J'avais depuis quelque temps un camarade que je traitais fort mal.
C'etait un ane qu'on avait achete pour faire monter ceux de mes plus
jeunes maitres qui avaient peur de moi, depuis que j'avais manque noyer
Auguste; les grands seuls ne me craignaient pas; et meme, lorsqu'on
faisait une partie d'anes, le petit Jacques etait le seul qui me
demandat toujours, au lieu que jadis on se disputait pour m'avoir.
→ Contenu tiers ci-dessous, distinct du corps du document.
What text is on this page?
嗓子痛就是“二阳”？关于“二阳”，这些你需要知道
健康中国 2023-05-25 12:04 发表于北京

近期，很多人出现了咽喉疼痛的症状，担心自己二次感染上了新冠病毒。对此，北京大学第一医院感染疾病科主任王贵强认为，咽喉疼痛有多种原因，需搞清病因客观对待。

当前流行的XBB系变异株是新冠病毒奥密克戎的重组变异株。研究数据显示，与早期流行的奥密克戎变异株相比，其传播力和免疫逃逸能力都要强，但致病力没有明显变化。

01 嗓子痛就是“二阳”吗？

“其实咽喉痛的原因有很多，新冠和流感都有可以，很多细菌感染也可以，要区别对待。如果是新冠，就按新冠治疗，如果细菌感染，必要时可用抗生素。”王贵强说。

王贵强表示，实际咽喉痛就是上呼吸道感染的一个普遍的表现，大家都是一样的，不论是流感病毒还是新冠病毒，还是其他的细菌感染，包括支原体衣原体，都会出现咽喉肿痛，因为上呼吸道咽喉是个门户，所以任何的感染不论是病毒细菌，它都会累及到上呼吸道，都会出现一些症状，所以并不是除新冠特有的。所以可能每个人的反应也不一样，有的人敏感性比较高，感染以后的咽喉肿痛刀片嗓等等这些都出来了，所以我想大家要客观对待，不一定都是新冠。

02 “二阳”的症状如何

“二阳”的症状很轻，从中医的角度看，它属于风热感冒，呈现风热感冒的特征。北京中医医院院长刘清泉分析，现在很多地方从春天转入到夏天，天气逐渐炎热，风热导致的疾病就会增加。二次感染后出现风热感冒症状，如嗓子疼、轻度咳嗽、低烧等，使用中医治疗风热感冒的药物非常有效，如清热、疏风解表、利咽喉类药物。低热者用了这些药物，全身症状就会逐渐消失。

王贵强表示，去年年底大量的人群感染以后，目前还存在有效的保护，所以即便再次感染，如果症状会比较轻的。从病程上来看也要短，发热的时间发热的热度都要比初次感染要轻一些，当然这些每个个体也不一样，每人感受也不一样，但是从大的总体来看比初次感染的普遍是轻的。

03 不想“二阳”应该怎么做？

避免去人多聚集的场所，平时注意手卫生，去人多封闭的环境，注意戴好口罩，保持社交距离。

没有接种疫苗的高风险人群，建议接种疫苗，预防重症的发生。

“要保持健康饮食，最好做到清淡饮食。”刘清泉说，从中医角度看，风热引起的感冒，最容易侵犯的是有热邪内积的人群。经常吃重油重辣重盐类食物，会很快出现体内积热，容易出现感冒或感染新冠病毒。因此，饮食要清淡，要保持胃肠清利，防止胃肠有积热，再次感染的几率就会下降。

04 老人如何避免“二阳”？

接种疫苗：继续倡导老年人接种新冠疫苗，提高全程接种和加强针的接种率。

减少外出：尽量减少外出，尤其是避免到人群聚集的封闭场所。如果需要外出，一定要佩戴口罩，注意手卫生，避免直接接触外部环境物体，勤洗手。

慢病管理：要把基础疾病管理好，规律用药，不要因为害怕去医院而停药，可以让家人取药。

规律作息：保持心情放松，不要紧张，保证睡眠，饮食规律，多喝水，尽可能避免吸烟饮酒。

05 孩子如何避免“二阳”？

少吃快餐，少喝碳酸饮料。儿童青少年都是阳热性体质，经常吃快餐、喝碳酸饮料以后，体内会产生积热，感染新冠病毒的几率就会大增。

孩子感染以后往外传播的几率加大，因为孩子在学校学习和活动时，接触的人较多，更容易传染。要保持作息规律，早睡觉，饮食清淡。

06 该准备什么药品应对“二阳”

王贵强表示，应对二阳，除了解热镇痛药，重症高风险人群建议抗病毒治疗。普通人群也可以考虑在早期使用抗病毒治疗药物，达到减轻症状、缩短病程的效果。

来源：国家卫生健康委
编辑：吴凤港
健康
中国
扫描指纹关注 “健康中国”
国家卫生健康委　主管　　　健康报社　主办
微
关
Je meprisais ce camarade; je passais toujours devant lui, je ruais et je
le mordais s'il cherchait a me depasser; le pauvre animal avait fini
par me ceder toujours la premiere place, et se soumettre a toutes mes
volontes. Le soir, quand l'heure fut venue de rentrer a l'ecurie, je me
trouvai pres de la porte presque en meme temps que mon camarade; il se
rangea avec empressement pour me laisser entrer le premier; mais, comme
il etait arrive quelques pas en avant de moi, je m'arretai a mon tour et
je lui fis signe de passer. Le pauvre ane m'obeit en tremblant, inquiet
de ma politesse, et craignant que je ne le fisse marcher le premier pour
lui jouer quelque tour, par exemple pour lui donner un coup de dent ou
un coup de pied. Il fut tres etonne de se trouver sain et sauf dans sa
stalle, et de me voir placer paisiblement dans la mienne.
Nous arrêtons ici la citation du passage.